IMDB-WIKI-SbS: An Evaluation Dataset for Crowdsourced Pairwise Comparisons
This provides a resource for evaluating AI models in tasks like information retrieval and recommender systems, addressing a bottleneck in gathering human feedback, though it is incremental as it builds on existing datasets.
The authors tackled the lack of large-scale public datasets for subjective pairwise comparisons by introducing IMDB-WIKI-SbS, a dataset with 250,249 annotated image pairs from 9,150 images, built using crowdsourcing and balanced for age and gender.

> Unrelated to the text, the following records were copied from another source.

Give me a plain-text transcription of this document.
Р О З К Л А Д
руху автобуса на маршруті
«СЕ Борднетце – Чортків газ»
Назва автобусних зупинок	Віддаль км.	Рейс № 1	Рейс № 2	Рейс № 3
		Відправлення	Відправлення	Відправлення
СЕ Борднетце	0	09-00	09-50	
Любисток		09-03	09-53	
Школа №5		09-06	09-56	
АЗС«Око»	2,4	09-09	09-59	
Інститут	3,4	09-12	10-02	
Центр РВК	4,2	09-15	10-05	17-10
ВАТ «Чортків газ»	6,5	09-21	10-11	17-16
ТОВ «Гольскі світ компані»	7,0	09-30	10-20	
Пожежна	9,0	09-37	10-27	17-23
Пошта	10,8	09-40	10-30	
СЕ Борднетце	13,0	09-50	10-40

Today, comprehensive evaluation of large-scale machine learning models is possible thanks to the open datasets produced using crowdsourcing, such as SQuAD, MS COCO, ImageNet, SuperGLUE, etc. These datasets capture objective responses, assuming the single correct answer, which does not allow to capture the subjective human perception. In turn, pairwise comparison tasks, in which one has to choose between only two options, allow taking peoples' preferences into account for very challenging artificial intelligence tasks, such as information retrieval and recommender system evaluation. Unfortunately, the available datasets are either small or proprietary, slowing down progress in gathering better feedback from human users. In this paper, we present IMDB-WIKI-SbS, a new large-scale dataset for evaluating pairwise comparisons. It contains 9,150 images appearing in 250,249 pairs annotated on a crowdsourcing platform. Our dataset has balanced distributions of age and gender using the well-known IMDB-WIKI dataset as ground truth. We describe how our dataset is built and then compare several baseline methods, indicating its suitability for model evaluation.